“What can I do for you, my poor bairns?” said she. “There, never mind the scraps, Tommy.”

“Tell us a tale, Granny. If you told us a new one, I shouldn’t keep thinking of that bread in the cupboard.—Come Johnny, and sit against me. Now then!”

“I doubt if there’s one of my old-world cracks I haven’t told you,” said the old lady, “unless it’s a queer ghost story was told me years ago of that house in the hollow with the blocked-up windows.”

“Oh! not ghosts!” Tommy broke in; “we’ve had so many. I know it was a rattling, or a scratching, or a knocking, or a figure in white; and if it turns out a tombstone or a white petticoat, I hate it.”

“It was nothing of the sort as a tombstone,” said the old lady with dignity. “It’s a good half-mile from the church-yard. And as to white petticoats, there wasn’t a female in the house; he wouldn’t have one; and his victuals came in by the pantry window. But never mind! Though it’s as true as a sermon.”

Johnnie lifted his head from his brother’s knee.

“Let Granny tell what she likes, Tommy.
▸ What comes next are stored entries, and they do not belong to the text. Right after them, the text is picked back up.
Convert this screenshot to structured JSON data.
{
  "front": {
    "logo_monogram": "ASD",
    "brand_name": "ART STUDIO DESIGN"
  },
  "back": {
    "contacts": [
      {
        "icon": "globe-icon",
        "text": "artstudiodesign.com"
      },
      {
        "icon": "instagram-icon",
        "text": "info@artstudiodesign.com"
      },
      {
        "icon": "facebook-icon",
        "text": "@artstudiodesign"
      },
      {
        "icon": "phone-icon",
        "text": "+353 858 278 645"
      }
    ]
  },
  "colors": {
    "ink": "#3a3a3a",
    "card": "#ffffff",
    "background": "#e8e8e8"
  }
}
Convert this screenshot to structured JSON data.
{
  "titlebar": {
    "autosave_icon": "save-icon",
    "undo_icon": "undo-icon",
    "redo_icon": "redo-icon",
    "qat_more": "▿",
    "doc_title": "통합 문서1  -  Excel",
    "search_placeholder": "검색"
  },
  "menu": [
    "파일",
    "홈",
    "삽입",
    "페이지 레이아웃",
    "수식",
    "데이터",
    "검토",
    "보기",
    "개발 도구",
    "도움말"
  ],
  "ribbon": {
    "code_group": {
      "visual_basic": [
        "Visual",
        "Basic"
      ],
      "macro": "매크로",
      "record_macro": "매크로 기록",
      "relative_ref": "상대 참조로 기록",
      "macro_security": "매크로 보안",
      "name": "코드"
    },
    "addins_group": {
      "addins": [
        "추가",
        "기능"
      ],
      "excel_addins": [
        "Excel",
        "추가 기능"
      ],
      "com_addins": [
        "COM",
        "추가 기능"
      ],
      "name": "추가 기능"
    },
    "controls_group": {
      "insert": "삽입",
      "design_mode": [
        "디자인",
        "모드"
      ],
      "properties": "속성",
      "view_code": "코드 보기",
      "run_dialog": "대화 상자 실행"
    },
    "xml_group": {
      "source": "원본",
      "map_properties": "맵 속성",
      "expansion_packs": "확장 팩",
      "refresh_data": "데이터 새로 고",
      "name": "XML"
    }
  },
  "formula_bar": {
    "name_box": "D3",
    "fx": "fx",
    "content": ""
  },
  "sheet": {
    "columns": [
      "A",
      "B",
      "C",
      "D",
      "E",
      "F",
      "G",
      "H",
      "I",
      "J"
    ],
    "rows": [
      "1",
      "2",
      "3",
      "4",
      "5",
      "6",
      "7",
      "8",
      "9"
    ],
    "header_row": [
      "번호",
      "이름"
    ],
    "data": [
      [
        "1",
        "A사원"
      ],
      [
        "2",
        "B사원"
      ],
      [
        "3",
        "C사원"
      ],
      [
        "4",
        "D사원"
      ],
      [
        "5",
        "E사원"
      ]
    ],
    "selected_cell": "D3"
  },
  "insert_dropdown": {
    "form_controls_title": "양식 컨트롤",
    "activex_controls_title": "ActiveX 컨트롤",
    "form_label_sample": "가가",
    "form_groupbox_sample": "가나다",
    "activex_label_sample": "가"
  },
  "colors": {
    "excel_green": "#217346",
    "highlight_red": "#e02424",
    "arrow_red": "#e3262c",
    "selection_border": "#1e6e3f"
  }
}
It’s a new ghost, and I should like to know who he was, and why his victuals came in by the window.”

“I don’t like a story about victuals,” sulked Tommy. “It makes me think of the bread. O Granny dear! do tell us a fairy story. You never will tell us about the Fairies, and I know you know.”

“Hush! hush!” said the old lady. “There’s Miss Surbiton’s Love Letter, and her Dreadful End.”

“I know Miss Surbiton, Granny. I think she was a goose. Why won’t you tell us about the Fairies?”